Hypertension increases tensile stresses, but can also affect all other force components in the valve. A few studies are available determining a role of shear stresses in DMVD [40-42]. In addition to mechanical loading, other factors might also act as initiators, each of which deserving its isolated study to determine its role. Other known potential role players in DMVD are pre-existing tissue abnormalities, altered hemostasis, platelet function, and oxidative stress . In any case, it is unknown whether these changes are triggers or propagators of DMVD, or if they predispose the valve to altered mechanical stresses and enhance disease propagation.
In addition, it must be noted that not all modifications in the mitral valve loading conditions will lead, in the long term, to a pathological deficit in mitral valve function. Moreover, not all clinical patients with abnormal intra-cardiac or systemic pressures develop DMVD. It is important to consider that compensatory local and systemic events may play an important role in vivo, leading heart valves to adaptively respond to loading patterns by remodeling their microstructure and matrix components. These mechanisms are absent in in vitro models, which complicates the direct translation of in vitro findings.

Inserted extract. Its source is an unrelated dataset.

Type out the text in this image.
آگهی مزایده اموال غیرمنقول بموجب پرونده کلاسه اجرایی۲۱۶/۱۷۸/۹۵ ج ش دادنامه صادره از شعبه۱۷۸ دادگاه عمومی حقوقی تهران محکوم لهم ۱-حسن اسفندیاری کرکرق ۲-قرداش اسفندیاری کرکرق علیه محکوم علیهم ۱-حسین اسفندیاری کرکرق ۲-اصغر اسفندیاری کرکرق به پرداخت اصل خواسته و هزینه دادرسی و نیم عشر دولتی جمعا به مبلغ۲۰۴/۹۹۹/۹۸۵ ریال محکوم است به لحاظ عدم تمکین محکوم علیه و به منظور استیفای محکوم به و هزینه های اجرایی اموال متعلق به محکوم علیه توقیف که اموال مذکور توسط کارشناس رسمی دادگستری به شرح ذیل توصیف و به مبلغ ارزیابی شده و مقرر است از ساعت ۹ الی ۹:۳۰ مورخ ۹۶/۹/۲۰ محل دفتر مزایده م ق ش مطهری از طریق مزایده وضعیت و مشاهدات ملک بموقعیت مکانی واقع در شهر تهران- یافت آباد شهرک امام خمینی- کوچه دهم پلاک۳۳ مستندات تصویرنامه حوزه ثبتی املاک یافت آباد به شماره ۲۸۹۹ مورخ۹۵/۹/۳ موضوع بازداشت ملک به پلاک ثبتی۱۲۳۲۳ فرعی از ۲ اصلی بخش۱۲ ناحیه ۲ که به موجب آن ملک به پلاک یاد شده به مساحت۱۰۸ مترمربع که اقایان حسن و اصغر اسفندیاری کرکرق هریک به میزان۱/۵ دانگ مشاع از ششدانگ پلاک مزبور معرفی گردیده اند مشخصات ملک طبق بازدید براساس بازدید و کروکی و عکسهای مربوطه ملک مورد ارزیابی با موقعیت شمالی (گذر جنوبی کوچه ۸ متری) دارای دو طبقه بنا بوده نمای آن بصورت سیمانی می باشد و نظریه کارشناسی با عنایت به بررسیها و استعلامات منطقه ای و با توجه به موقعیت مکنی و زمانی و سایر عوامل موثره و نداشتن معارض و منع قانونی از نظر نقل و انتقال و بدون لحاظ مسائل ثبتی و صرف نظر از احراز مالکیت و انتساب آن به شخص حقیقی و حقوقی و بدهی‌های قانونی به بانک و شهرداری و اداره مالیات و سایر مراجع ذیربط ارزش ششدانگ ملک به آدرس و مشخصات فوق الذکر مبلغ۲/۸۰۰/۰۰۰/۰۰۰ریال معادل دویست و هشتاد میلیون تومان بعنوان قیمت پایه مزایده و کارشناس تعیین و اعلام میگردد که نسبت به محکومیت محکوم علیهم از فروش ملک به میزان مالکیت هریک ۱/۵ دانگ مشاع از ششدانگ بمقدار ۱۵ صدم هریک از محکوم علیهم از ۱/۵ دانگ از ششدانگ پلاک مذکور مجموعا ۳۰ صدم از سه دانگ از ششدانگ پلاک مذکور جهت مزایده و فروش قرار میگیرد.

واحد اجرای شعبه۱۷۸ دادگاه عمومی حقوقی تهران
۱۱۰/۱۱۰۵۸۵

While these hypotheses are focused on tensile stresses, they do not exclude the possibility of mechanosensing signaling mechanisms triggered by other forms of inappropriate mechanical loading (e.g. shear strain). In conclusion, there is diverse evidence linking abnormal tensile strain to the initiation of myxomatous degeneration in DMVD. The use of in vitro models of cyclic valve strain is a useful tool to unveil signaling mechanisms that mediate expression of key effector proteins associated with myxomatous degeneration. An important next step is to identify the specific cell mechanoreceptors and mechanosensing signaling mechanisms with the ultimate goal of developing drug treatments to prevent or slow progression of DMVD.